モジュールを PowerShell スクリプトで記述する
PowerShell スクリプト (psm1 ファイル) は、実行される PowerShell のバージョンの影響を受けません。そのため、Windows PowerShell と PowerShell Core のどちらでも動作します。ただし、PowerShell Core での破壊的変更には注意が必要です。
また、PowerShell スクリプトが外部ライブラリ (dll ファイル) に依存する場合、そのライブラリが .NET Standard で作成されている必要があります。
マニフェストファイルで動的にモジュールを読み込む
モジュールをバイナリ (.dll ファイル) で開発する場合、マニフェストファイル (psd1 ファイル) では RootModule の宣言に関数を指定でき、その中で $PSEdition を判定して読み込むモジュールを変更できます。.NET Framework と .NET Core の両方でビルドする必要がありますが、安全にモジュールを読み込むことができます。詳細は以下のドキュメントを参照してください。

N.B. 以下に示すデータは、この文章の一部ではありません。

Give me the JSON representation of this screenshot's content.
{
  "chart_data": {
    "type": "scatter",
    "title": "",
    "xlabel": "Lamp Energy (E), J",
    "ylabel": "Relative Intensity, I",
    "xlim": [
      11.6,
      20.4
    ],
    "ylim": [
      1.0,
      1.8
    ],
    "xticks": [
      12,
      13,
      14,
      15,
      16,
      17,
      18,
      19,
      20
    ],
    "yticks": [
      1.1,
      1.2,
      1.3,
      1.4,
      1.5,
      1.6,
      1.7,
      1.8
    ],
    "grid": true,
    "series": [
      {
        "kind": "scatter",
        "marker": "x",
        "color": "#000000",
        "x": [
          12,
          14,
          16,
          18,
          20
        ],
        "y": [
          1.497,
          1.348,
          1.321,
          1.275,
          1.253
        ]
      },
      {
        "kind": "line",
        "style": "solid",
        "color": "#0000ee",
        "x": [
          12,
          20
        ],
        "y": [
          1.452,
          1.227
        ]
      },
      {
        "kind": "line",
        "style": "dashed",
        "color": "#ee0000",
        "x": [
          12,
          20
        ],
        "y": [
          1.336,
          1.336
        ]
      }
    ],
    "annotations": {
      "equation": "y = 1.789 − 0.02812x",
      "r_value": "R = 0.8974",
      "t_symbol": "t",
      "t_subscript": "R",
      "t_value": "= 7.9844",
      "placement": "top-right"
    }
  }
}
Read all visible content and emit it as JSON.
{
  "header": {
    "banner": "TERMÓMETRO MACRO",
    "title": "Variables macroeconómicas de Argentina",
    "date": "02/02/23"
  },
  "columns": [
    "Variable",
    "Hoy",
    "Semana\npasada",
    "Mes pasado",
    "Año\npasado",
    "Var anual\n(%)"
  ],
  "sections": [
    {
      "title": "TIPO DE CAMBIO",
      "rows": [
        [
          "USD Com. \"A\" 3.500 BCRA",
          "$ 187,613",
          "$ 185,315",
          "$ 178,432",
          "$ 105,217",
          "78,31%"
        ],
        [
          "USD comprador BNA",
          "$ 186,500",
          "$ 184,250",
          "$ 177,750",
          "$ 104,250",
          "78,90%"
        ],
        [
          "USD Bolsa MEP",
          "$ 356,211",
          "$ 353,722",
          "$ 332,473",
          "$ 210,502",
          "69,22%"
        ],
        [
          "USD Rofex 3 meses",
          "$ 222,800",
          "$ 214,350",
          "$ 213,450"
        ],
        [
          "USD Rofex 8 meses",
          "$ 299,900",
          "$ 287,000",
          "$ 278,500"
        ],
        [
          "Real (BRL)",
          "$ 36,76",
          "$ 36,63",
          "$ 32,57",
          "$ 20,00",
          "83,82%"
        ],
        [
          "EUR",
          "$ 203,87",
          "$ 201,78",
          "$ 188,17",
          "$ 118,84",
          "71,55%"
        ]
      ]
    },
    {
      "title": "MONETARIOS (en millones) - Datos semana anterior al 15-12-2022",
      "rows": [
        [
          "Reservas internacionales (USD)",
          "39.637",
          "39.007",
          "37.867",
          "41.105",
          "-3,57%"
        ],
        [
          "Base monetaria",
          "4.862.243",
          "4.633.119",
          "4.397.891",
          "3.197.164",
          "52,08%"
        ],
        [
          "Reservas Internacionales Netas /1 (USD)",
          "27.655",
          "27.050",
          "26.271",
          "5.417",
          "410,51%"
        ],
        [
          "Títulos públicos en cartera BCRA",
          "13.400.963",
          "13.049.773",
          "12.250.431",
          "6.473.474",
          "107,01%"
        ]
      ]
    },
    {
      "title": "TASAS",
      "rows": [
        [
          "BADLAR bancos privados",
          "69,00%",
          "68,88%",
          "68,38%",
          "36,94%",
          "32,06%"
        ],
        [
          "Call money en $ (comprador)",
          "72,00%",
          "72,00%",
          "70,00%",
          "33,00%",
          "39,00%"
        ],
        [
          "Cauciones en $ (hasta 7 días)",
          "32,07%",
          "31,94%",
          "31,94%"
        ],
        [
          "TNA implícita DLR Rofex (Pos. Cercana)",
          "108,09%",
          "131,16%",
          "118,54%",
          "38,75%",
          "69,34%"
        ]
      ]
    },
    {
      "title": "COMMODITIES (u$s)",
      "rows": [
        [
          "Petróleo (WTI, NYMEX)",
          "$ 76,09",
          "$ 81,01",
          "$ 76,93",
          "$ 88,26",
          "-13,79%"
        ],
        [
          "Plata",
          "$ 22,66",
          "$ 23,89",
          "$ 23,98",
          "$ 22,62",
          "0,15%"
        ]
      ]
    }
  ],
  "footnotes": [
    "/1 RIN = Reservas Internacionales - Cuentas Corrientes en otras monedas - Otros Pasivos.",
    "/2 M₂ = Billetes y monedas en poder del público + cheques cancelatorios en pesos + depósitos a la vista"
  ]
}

モジュールを .NET Standard で作成する
モジュールを .NET Standard (netstandard2.0) でビルドすることで、Windows PowerShell と PowerShell Core の両方で動作させることができます。これは Az モジュールが採用している方法です。この方法の主な課題は、PowerShell のコアライブラリである System.Management.Automation.dll の参照です。以下のように GAC をパス指定で読み込めば解決できます。実行時には必ず System.Management.Automation.dll が読み込まれているため、問題になることはありません。
<ItemGroup>
<Reference Include="System.Management.Automation">
<HintPath>C:\Windows\Microsoft.NET\assembly\GAC_MSIL\System.Management.Automation\v4.0_3.0.0.0__31bf3856ad364e35\System.Management.Automation.dll</HintPath>
<Private>false</Private>
</Reference>
</ItemGroup>
この場合も、依存関係のある外部ライブラリについては .NET Standard 化されていないと利用が難しいです。
おわりに
依存関係もまとめて解決できるため、マニフェストファイルで制御する方法が最も確実です。ただし、他の方法が悪いというわけではないので、状況に応じて使いわけてください。